# Recurrent neural networks introduction

Recurrent neural networks (RNN-s) are neural networks where connections between nodes form a directed graph along a temporal sequence. This allows it to exhibit temporal dynamic behavior. Derived from feedforward neural networks, RNNs can use their internal state (memory) to process variable length sequences of inputs.
Recurrent neural networks were based on David Rumelhart's work in 1986.

In [1]:
import torch
import torch.nn as nn 
import torch.optim as optim 
import torch.nn.functional as F  

from torch.utils.data import DataLoader

import torchvision.datasets as datasets
import torchvision.transforms as transforms

Let's define our hyperparameters that will be used:

In [2]:
input_size = 28
hidden_size = 256
num_layers = 2
num_classes = 10
sequence_length = 28
learning_rate = 0.001
batch_size = 64
num_epochs = 3

Load data:

In [3]:
train_dataset = datasets.MNIST('', train=True,
                               transform=transforms.ToTensor(), 
                               download=True)


test_dataset = datasets.MNIST('', train=False,
                               transform=transforms.ToTensor(), 
                               download=True)


train_loader = DataLoader(dataset=train_dataset, batch_size=batch_size, shuffle=True)
test_loader = DataLoader(dataset=test_dataset, batch_size=batch_size, shuffle=True)


``nn.RNN`` Applies a multi-layer Elman RNN with tanh or ReLU non-linearity to an input sequence.
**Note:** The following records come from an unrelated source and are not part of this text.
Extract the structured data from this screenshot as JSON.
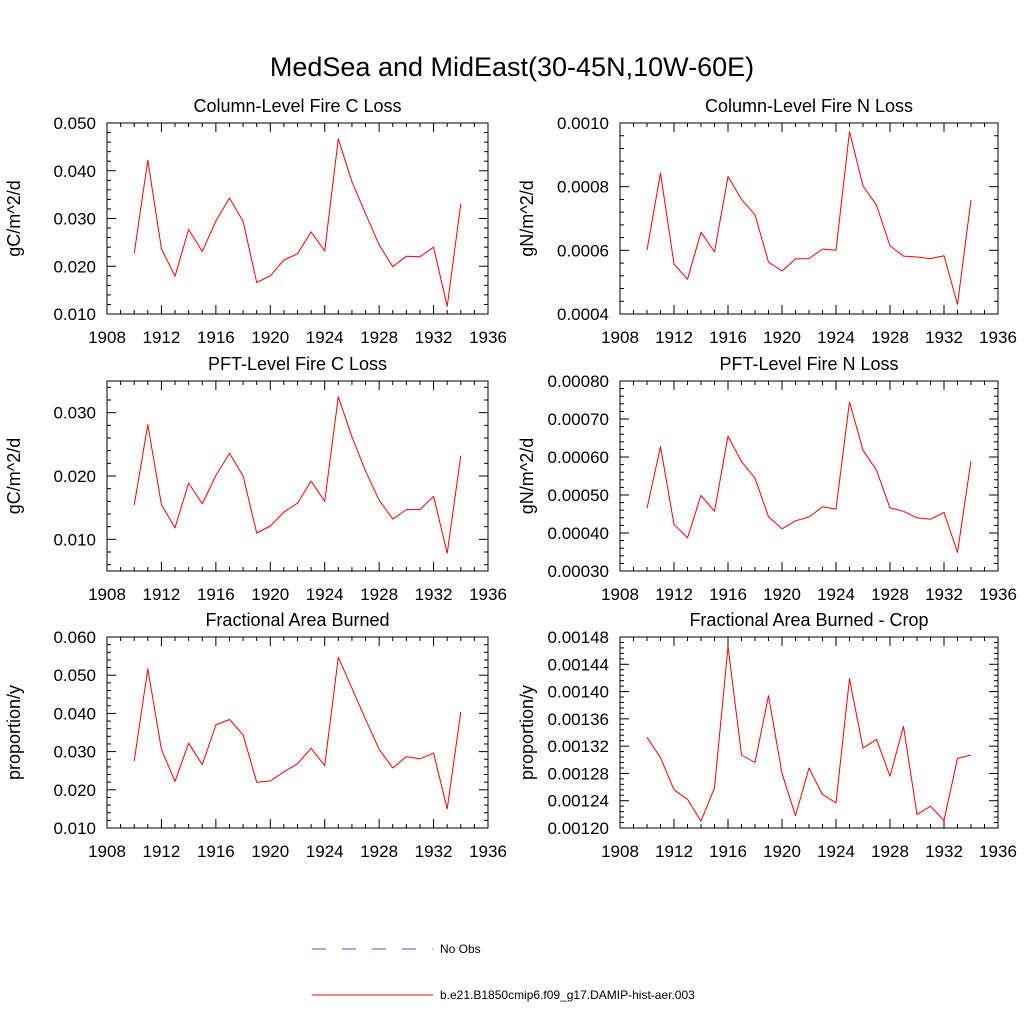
{
  "figure": {
    "title": "MedSea and MidEast(30-45N,10W-60E)"
  },
  "legend": [
    {
      "label": "No Obs",
      "color": "#5555cc",
      "style": "dashed"
    },
    {
      "label": "b.e21.B1850cmip6.f09_g17.DAMIP-hist-aer.003",
      "color": "#ff0000",
      "style": "solid"
    }
  ],
  "chart_data": [
    {
      "type": "line",
      "title": "Column-Level Fire C Loss",
      "ylabel": "gC/m^2/d",
      "xlim": [
        1908,
        1936
      ],
      "ylim": [
        0.01,
        0.05
      ],
      "xticks": [
        1908,
        1912,
        1916,
        1920,
        1924,
        1928,
        1932,
        1936
      ],
      "yticks": [
        0.01,
        0.02,
        0.03,
        0.04,
        0.05
      ],
      "ytick_labels": [
        "0.010",
        "0.020",
        "0.030",
        "0.040",
        "0.050"
      ],
      "x": [
        1910,
        1911,
        1912,
        1913,
        1914,
        1915,
        1916,
        1917,
        1918,
        1919,
        1920,
        1921,
        1922,
        1923,
        1924,
        1925,
        1926,
        1927,
        1928,
        1929,
        1930,
        1931,
        1932,
        1933,
        1934
      ],
      "series": [
        {
          "color": "#ff0000",
          "values": [
            0.0227,
            0.0422,
            0.0237,
            0.0179,
            0.0277,
            0.0231,
            0.0295,
            0.0343,
            0.0294,
            0.0166,
            0.018,
            0.0213,
            0.0226,
            0.0272,
            0.0232,
            0.0467,
            0.0377,
            0.031,
            0.0245,
            0.0199,
            0.0221,
            0.022,
            0.024,
            0.0116,
            0.0331
          ]
        }
      ]
    },
    {
      "type": "line",
      "title": "Column-Level Fire N Loss",
      "ylabel": "gN/m^2/d",
      "xlim": [
        1908,
        1936
      ],
      "ylim": [
        0.0004,
        0.001
      ],
      "xticks": [
        1908,
        1912,
        1916,
        1920,
        1924,
        1928,
        1932,
        1936
      ],
      "yticks": [
        0.0004,
        0.0006,
        0.0008,
        0.001
      ],
      "ytick_labels": [
        "0.0004",
        "0.0006",
        "0.0008",
        "0.0010"
      ],
      "x": [
        1910,
        1911,
        1912,
        1913,
        1914,
        1915,
        1916,
        1917,
        1918,
        1919,
        1920,
        1921,
        1922,
        1923,
        1924,
        1925,
        1926,
        1927,
        1928,
        1929,
        1930,
        1931,
        1932,
        1933,
        1934
      ],
      "series": [
        {
          "color": "#ff0000",
          "values": [
            0.000601,
            0.000843,
            0.000557,
            0.000509,
            0.000657,
            0.000595,
            0.000832,
            0.00076,
            0.000712,
            0.000563,
            0.000535,
            0.000573,
            0.000574,
            0.000604,
            0.0006,
            0.000973,
            0.000802,
            0.000742,
            0.000614,
            0.000582,
            0.000579,
            0.000574,
            0.000583,
            0.00043,
            0.000758
          ]
        }
      ]
    },
    {
      "type": "line",
      "title": "PFT-Level Fire C Loss",
      "ylabel": "gC/m^2/d",
      "xlim": [
        1908,
        1936
      ],
      "ylim": [
        0.005,
        0.035
      ],
      "xticks": [
        1908,
        1912,
        1916,
        1920,
        1924,
        1928,
        1932,
        1936
      ],
      "yticks": [
        0.01,
        0.02,
        0.03
      ],
      "ytick_labels": [
        "0.010",
        "0.020",
        "0.030"
      ],
      "x": [
        1910,
        1911,
        1912,
        1913,
        1914,
        1915,
        1916,
        1917,
        1918,
        1919,
        1920,
        1921,
        1922,
        1923,
        1924,
        1925,
        1926,
        1927,
        1928,
        1929,
        1930,
        1931,
        1932,
        1933,
        1934
      ],
      "series": [
        {
          "color": "#ff0000",
          "values": [
            0.0154,
            0.0281,
            0.0155,
            0.0118,
            0.0189,
            0.0156,
            0.0201,
            0.0236,
            0.02,
            0.011,
            0.0121,
            0.0143,
            0.0157,
            0.0192,
            0.016,
            0.0325,
            0.0262,
            0.0208,
            0.0162,
            0.0132,
            0.0147,
            0.0147,
            0.0168,
            0.0078,
            0.0232
          ]
        }
      ]
    },
    {
      "type": "line",
      "title": "PFT-Level Fire N Loss",
      "ylabel": "gN/m^2/d",
      "xlim": [
        1908,
        1936
      ],
      "ylim": [
        0.0003,
        0.0008
      ],
      "xticks": [
        1908,
        1912,
        1916,
        1920,
        1924,
        1928,
        1932,
        1936
      ],
      "yticks": [
        0.0003,
        0.0004,
        0.0005,
        0.0006,
        0.0007,
        0.0008
      ],
      "ytick_labels": [
        "0.00030",
        "0.00040",
        "0.00050",
        "0.00060",
        "0.00070",
        "0.00080"
      ],
      "x": [
        1910,
        1911,
        1912,
        1913,
        1914,
        1915,
        1916,
        1917,
        1918,
        1919,
        1920,
        1921,
        1922,
        1923,
        1924,
        1925,
        1926,
        1927,
        1928,
        1929,
        1930,
        1931,
        1932,
        1933,
        1934
      ],
      "series": [
        {
          "color": "#ff0000",
          "values": [
            0.000465,
            0.000627,
            0.000423,
            0.000387,
            0.000499,
            0.000457,
            0.000655,
            0.000588,
            0.000544,
            0.000443,
            0.000411,
            0.000432,
            0.000442,
            0.000469,
            0.000463,
            0.000745,
            0.000618,
            0.000565,
            0.000466,
            0.000457,
            0.00044,
            0.000436,
            0.000454,
            0.000349,
            0.00059
          ]
        }
      ]
    },
    {
      "type": "line",
      "title": "Fractional Area Burned",
      "ylabel": "proportion/y",
      "xlim": [
        1908,
        1936
      ],
      "ylim": [
        0.01,
        0.06
      ],
      "xticks": [
        1908,
        1912,
        1916,
        1920,
        1924,
        1928,
        1932,
        1936
      ],
      "yticks": [
        0.01,
        0.02,
        0.03,
        0.04,
        0.05,
        0.06
      ],
      "ytick_labels": [
        "0.010",
        "0.020",
        "0.030",
        "0.040",
        "0.050",
        "0.060"
      ],
      "x": [
        1910,
        1911,
        1912,
        1913,
        1914,
        1915,
        1916,
        1917,
        1918,
        1919,
        1920,
        1921,
        1922,
        1923,
        1924,
        1925,
        1926,
        1927,
        1928,
        1929,
        1930,
        1931,
        1932,
        1933,
        1934
      ],
      "series": [
        {
          "color": "#ff0000",
          "values": [
            0.0275,
            0.0517,
            0.0306,
            0.0222,
            0.0322,
            0.0266,
            0.037,
            0.0384,
            0.0344,
            0.022,
            0.0223,
            0.0247,
            0.0268,
            0.0309,
            0.0263,
            0.0547,
            0.0466,
            0.0385,
            0.0306,
            0.0257,
            0.0287,
            0.0281,
            0.0296,
            0.015,
            0.0404
          ]
        }
      ]
    },
    {
      "type": "line",
      "title": "Fractional Area Burned - Crop",
      "ylabel": "proportion/y",
      "xlim": [
        1908,
        1936
      ],
      "ylim": [
        0.0012,
        0.00148
      ],
      "xticks": [
        1908,
        1912,
        1916,
        1920,
        1924,
        1928,
        1932,
        1936
      ],
      "yticks": [
        0.0012,
        0.00124,
        0.00128,
        0.00132,
        0.00136,
        0.0014,
        0.00144,
        0.00148
      ],
      "ytick_labels": [
        "0.00120",
        "0.00124",
        "0.00128",
        "0.00132",
        "0.00136",
        "0.00140",
        "0.00144",
        "0.00148"
      ],
      "x": [
        1910,
        1911,
        1912,
        1913,
        1914,
        1915,
        1916,
        1917,
        1918,
        1919,
        1920,
        1921,
        1922,
        1923,
        1924,
        1925,
        1926,
        1927,
        1928,
        1929,
        1930,
        1931,
        1932,
        1933,
        1934
      ],
      "series": [
        {
          "color": "#ff0000",
          "values": [
            0.001333,
            0.001303,
            0.001256,
            0.001242,
            0.00121,
            0.001259,
            0.001466,
            0.001307,
            0.001296,
            0.001394,
            0.00128,
            0.001218,
            0.001288,
            0.001249,
            0.001237,
            0.001419,
            0.001317,
            0.00133,
            0.001276,
            0.001349,
            0.00122,
            0.001232,
            0.001211,
            0.001302,
            0.001307
          ]
        }
      ]
    }
  ]
}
For each element in the input sequence, each layer computes the following function:

$$h_{t}=tanh⁡(W_{ih}x_{t}+b_{ih}+W_{hh}h{(t−1)}+b_{hh})$$

where $h_{th}$ is the hidden state at time t, $x_{t}$ is the input at time t, and $h_{(t−1)}$ is the hidden state of the previous layer at time t-1 or the initial hidden state at time 0. If nonlinearity is 'relu', then ReLU is used instead of tanh⁡.

In [4]:
class RNN(nn.Module):
    def __init__(self, input_size, hidden_size, num_layers, num_classes):
        super(RNN, self).__init__()
        self.hidden_size = hidden_size
        self.num_layers = num_layers
        self.rnn = nn.RNN(input_size, hidden_size, num_layers, batch_first=True)
        self.fc = nn.Linear(hidden_size * sequence_length, num_classes)

    def forward(self, x):
        # Set initial hidden and cell states
        h0 = torch.zeros(self.num_layers, x.size(0), self.hidden_size).to(device)

        out, _ = self.rnn(x, h0)
        out = out.reshape(out.shape[0], -1)
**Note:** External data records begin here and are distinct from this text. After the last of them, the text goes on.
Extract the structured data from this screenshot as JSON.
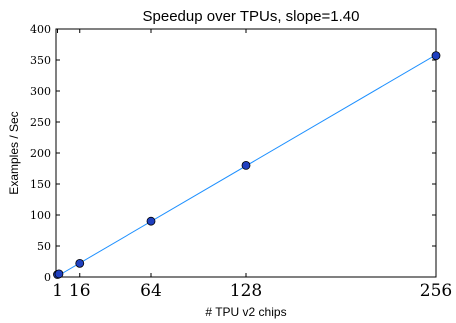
{
  "chart_data": {
    "type": "line",
    "title": "Speedup over TPUs, slope=1.40",
    "xlabel": "# TPU v2 chips",
    "ylabel": "Examples / Sec",
    "xlim": [
      0,
      256
    ],
    "ylim": [
      0,
      400
    ],
    "xticks": [
      1,
      16,
      64,
      128,
      256
    ],
    "xtick_labels": [
      "1",
      "16",
      "64",
      "128",
      "256"
    ],
    "yticks": [
      0,
      50,
      100,
      150,
      200,
      250,
      300,
      350,
      400
    ],
    "ytick_labels": [
      "0",
      "50",
      "100",
      "150",
      "200",
      "250",
      "300",
      "350",
      "400"
    ],
    "grid": false,
    "series": [
      {
        "x": [
          1,
          2,
          16,
          64,
          128,
          256
        ],
        "y": [
          4,
          5,
          22,
          90,
          180,
          357
        ],
        "marker_color": "#1f3fbf",
        "line_color": "#1e90ff"
      }
    ],
    "fit_line": {
      "slope": 1.4,
      "x": [
        0,
        256
      ],
      "color": "#1e90ff"
    }
  }
}
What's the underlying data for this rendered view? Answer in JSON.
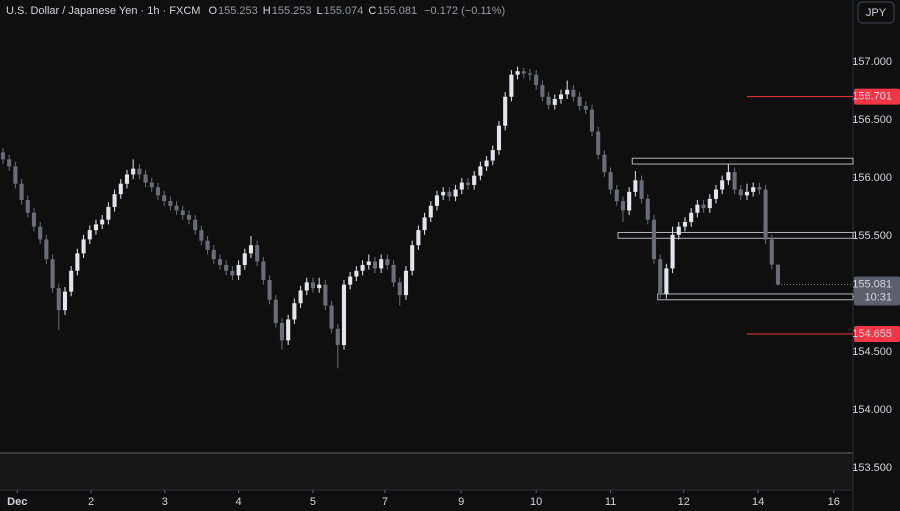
{
  "chart_data": {
    "type": "candlestick",
    "title": "U.S. Dollar / Japanese Yen · 1h · FXCM",
    "ohlc_letters": [
      "O",
      "H",
      "L",
      "C"
    ],
    "change": "−0.172 (−0.11%)",
    "currency": "JPY",
    "countdown": "10:31",
    "up_color": "#e3e5ea",
    "down_color": "#6a6d76",
    "level_color": "#f23645",
    "xlim": [
      -0.48,
      137.1
    ],
    "ylim": [
      153.31,
      157.534
    ],
    "yticks": [
      {
        "value": 157,
        "label": "157.000"
      },
      {
        "value": 156.5,
        "label": "156.500"
      },
      {
        "value": 156,
        "label": "156.000"
      },
      {
        "value": 155.5,
        "label": "155.500"
      },
      {
        "value": 155,
        "label": "155.000"
      },
      {
        "value": 154.5,
        "label": "154.500"
      },
      {
        "value": 154,
        "label": "154.000"
      },
      {
        "value": 153.5,
        "label": "153.500"
      }
    ],
    "xticks": [
      {
        "value": 2.3,
        "label": "Dec"
      },
      {
        "value": 14.2,
        "label": "2"
      },
      {
        "value": 26.1,
        "label": "3"
      },
      {
        "value": 38,
        "label": "4"
      },
      {
        "value": 50,
        "label": "5"
      },
      {
        "value": 61.6,
        "label": "7"
      },
      {
        "value": 73.9,
        "label": "9"
      },
      {
        "value": 86,
        "label": "10"
      },
      {
        "value": 98,
        "label": "11"
      },
      {
        "value": 109.8,
        "label": "12"
      },
      {
        "value": 121.8,
        "label": "14"
      },
      {
        "value": 134,
        "label": "16"
      }
    ],
    "levels": [
      {
        "value": 156.701,
        "from": 120
      },
      {
        "value": 154.655,
        "from": 120
      }
    ],
    "zones": [
      {
        "from": 101.5,
        "top": 156.17,
        "bottom": 156.12
      },
      {
        "from": 99.2,
        "top": 155.53,
        "bottom": 155.48
      },
      {
        "from": 105.6,
        "top": 155.0,
        "bottom": 154.95
      }
    ],
    "open": [
      156.22,
      156.16,
      156.1,
      155.95,
      155.81,
      155.7,
      155.58,
      155.47,
      155.3,
      155.05,
      154.86,
      155.02,
      155.2,
      155.35,
      155.47,
      155.55,
      155.6,
      155.64,
      155.75,
      155.86,
      155.95,
      156.03,
      156.08,
      156.03,
      155.96,
      155.92,
      155.85,
      155.8,
      155.76,
      155.72,
      155.68,
      155.64,
      155.55,
      155.46,
      155.38,
      155.3,
      155.25,
      155.2,
      155.16,
      155.25,
      155.35,
      155.42,
      155.28,
      155.12,
      154.95,
      154.75,
      154.6,
      154.78,
      154.92,
      155.03,
      155.1,
      155.05,
      155.08,
      154.9,
      154.7,
      154.56,
      155.08,
      155.15,
      155.2,
      155.25,
      155.28,
      155.22,
      155.3,
      155.25,
      155.1,
      154.99,
      155.2,
      155.42,
      155.55,
      155.66,
      155.76,
      155.85,
      155.88,
      155.84,
      155.9,
      155.96,
      155.94,
      156.02,
      156.1,
      156.15,
      156.24,
      156.45,
      156.7,
      156.89,
      156.92,
      156.9,
      156.89,
      156.8,
      156.7,
      156.63,
      156.68,
      156.72,
      156.76,
      156.7,
      156.62,
      156.59,
      156.4,
      156.2,
      156.05,
      155.9,
      155.8,
      155.72,
      155.88,
      155.98,
      155.82,
      155.64,
      155.3,
      155.0,
      155.22,
      155.51,
      155.58,
      155.62,
      155.7,
      155.77,
      155.74,
      155.82,
      155.9,
      155.98,
      156.05,
      155.9,
      155.85,
      155.88,
      155.92,
      155.9,
      155.47,
      155.253
    ],
    "high": [
      156.26,
      156.2,
      156.14,
      155.99,
      155.85,
      155.74,
      155.62,
      155.51,
      155.34,
      155.09,
      155.06,
      155.24,
      155.39,
      155.51,
      155.59,
      155.64,
      155.68,
      155.79,
      155.9,
      155.99,
      156.07,
      156.16,
      156.12,
      156.07,
      156.0,
      155.96,
      155.89,
      155.84,
      155.8,
      155.76,
      155.72,
      155.68,
      155.59,
      155.5,
      155.42,
      155.34,
      155.29,
      155.24,
      155.29,
      155.39,
      155.5,
      155.46,
      155.32,
      155.16,
      154.99,
      154.79,
      154.82,
      154.96,
      155.07,
      155.14,
      155.14,
      155.14,
      155.12,
      154.94,
      154.74,
      155.12,
      155.19,
      155.24,
      155.29,
      155.34,
      155.32,
      155.34,
      155.34,
      155.29,
      155.14,
      155.24,
      155.46,
      155.59,
      155.7,
      155.8,
      155.89,
      155.92,
      155.92,
      155.94,
      156.0,
      156.0,
      156.06,
      156.14,
      156.19,
      156.28,
      156.49,
      156.74,
      156.93,
      156.96,
      156.95,
      156.94,
      156.93,
      156.84,
      156.74,
      156.72,
      156.76,
      156.84,
      156.8,
      156.74,
      156.66,
      156.63,
      156.44,
      156.24,
      156.09,
      155.94,
      155.84,
      155.92,
      156.06,
      156.02,
      155.86,
      155.68,
      155.34,
      155.26,
      155.58,
      155.62,
      155.66,
      155.74,
      155.81,
      155.81,
      155.86,
      155.94,
      156.02,
      156.12,
      156.09,
      155.94,
      155.95,
      155.96,
      155.96,
      155.94,
      155.51,
      155.253
    ],
    "low": [
      156.12,
      156.06,
      155.91,
      155.77,
      155.66,
      155.54,
      155.43,
      155.26,
      155.01,
      154.69,
      154.82,
      154.98,
      155.16,
      155.31,
      155.43,
      155.51,
      155.56,
      155.6,
      155.71,
      155.82,
      155.91,
      155.99,
      155.99,
      155.92,
      155.88,
      155.81,
      155.76,
      155.72,
      155.68,
      155.64,
      155.6,
      155.51,
      155.42,
      155.34,
      155.26,
      155.21,
      155.16,
      155.12,
      155.12,
      155.21,
      155.31,
      155.24,
      155.08,
      154.91,
      154.71,
      154.52,
      154.56,
      154.74,
      154.88,
      154.99,
      155.01,
      155.01,
      154.86,
      154.66,
      154.36,
      154.52,
      155.04,
      155.11,
      155.16,
      155.21,
      155.18,
      155.18,
      155.21,
      155.06,
      154.9,
      154.95,
      155.16,
      155.38,
      155.51,
      155.62,
      155.72,
      155.81,
      155.8,
      155.8,
      155.86,
      155.9,
      155.9,
      155.98,
      156.06,
      156.11,
      156.2,
      156.41,
      156.66,
      156.85,
      156.86,
      156.84,
      156.76,
      156.66,
      156.59,
      156.59,
      156.64,
      156.68,
      156.66,
      156.58,
      156.55,
      156.36,
      156.16,
      156.01,
      155.86,
      155.76,
      155.62,
      155.68,
      155.84,
      155.78,
      155.6,
      155.26,
      154.96,
      154.96,
      155.18,
      155.47,
      155.54,
      155.58,
      155.66,
      155.7,
      155.7,
      155.78,
      155.86,
      155.94,
      155.86,
      155.81,
      155.81,
      155.84,
      155.86,
      155.43,
      155.21,
      155.074
    ],
    "close": [
      156.16,
      156.1,
      155.95,
      155.81,
      155.7,
      155.58,
      155.47,
      155.3,
      155.05,
      154.86,
      155.02,
      155.2,
      155.35,
      155.47,
      155.55,
      155.6,
      155.64,
      155.75,
      155.86,
      155.95,
      156.03,
      156.08,
      156.03,
      155.96,
      155.92,
      155.85,
      155.8,
      155.76,
      155.72,
      155.68,
      155.64,
      155.55,
      155.46,
      155.38,
      155.3,
      155.25,
      155.2,
      155.16,
      155.25,
      155.35,
      155.42,
      155.28,
      155.12,
      154.95,
      154.75,
      154.6,
      154.78,
      154.92,
      155.03,
      155.1,
      155.05,
      155.08,
      154.9,
      154.7,
      154.56,
      155.08,
      155.15,
      155.2,
      155.25,
      155.28,
      155.22,
      155.3,
      155.25,
      155.1,
      154.99,
      155.2,
      155.42,
      155.55,
      155.66,
      155.76,
      155.85,
      155.88,
      155.84,
      155.9,
      155.96,
      155.94,
      156.02,
      156.1,
      156.15,
      156.24,
      156.45,
      156.7,
      156.89,
      156.92,
      156.9,
      156.89,
      156.8,
      156.7,
      156.63,
      156.68,
      156.72,
      156.76,
      156.7,
      156.62,
      156.59,
      156.4,
      156.2,
      156.05,
      155.9,
      155.8,
      155.72,
      155.88,
      155.98,
      155.82,
      155.64,
      155.3,
      155.0,
      155.22,
      155.51,
      155.58,
      155.62,
      155.7,
      155.77,
      155.74,
      155.82,
      155.9,
      155.98,
      156.05,
      155.9,
      155.85,
      155.88,
      155.92,
      155.9,
      155.47,
      155.253,
      155.081
    ]
  }
}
        out = self.fc(out)# Decode the hidden state of the last time step
        
        return out

Set the device:

In [5]:
device = torch.device("cuda" if torch.cuda.is_available() else "cpu")

Initialize network:

In [6]:
model = RNN(input_size, hidden_size, num_layers, num_classes).to(device)

Let's calculate loss and specify the optimizer:

In [7]:
loss_function = nn.CrossEntropyLoss()
optimizer = optim.Adam(model.parameters(), lr=learning_rate)

## Training

In [8]:
for epoch in range(num_epochs):
    for batch_idx, (data, targets) in enumerate(train_loader):
        # Get data to cuda if possible
        data = data.to(device=device).squeeze(1)
        targets = targets.to(device=device)

        # forward
        scores = model(data)
        loss = loss_function(scores, targets)

        # backward
        optimizer.zero_grad()
        loss.backward()

        # gradient descent or adam step
        optimizer.step()
    print(loss)

tensor(0.3566, grad_fn=<NllLossBackward>)
tensor(0.2039, grad_fn=<NllLossBackward>)
tensor(0.0368, grad_fn=<NllLossBackward>)


Let's check accuracy on training & test to see how good our model is:

In [9]:
def check_accuracy(loader, model):
    if loader.dataset.train:
        print("Accuracy on training data:")
    else:
        print("Accuracy on test data:")

    num_correct = 0
    num_samples = 0

    # Set model to eval
    model.eval()

    with torch.no_grad():
        for x, y in loader:
            x = x.to(device=device).squeeze(1)
            y = y.to(device=device)

            scores = model(x)
            _, predictions = scores.max(1)
            num_correct += (predictions == y).sum()
            num_samples += predictions.size(0)

        print(
            f"Got {num_correct} / {num_samples} with accuracy {float(num_correct)/float(num_samples)*100:.2f}"
        )
    # Set model back to train
    model.train()


check_accuracy(train_loader, model)
check_accuracy(test_loader, model)


Accuracy on training data:
Got 58326 / 60000 with accuracy 97.21
Accuracy on test data:
Got 9748 / 10000 with accuracy 97.48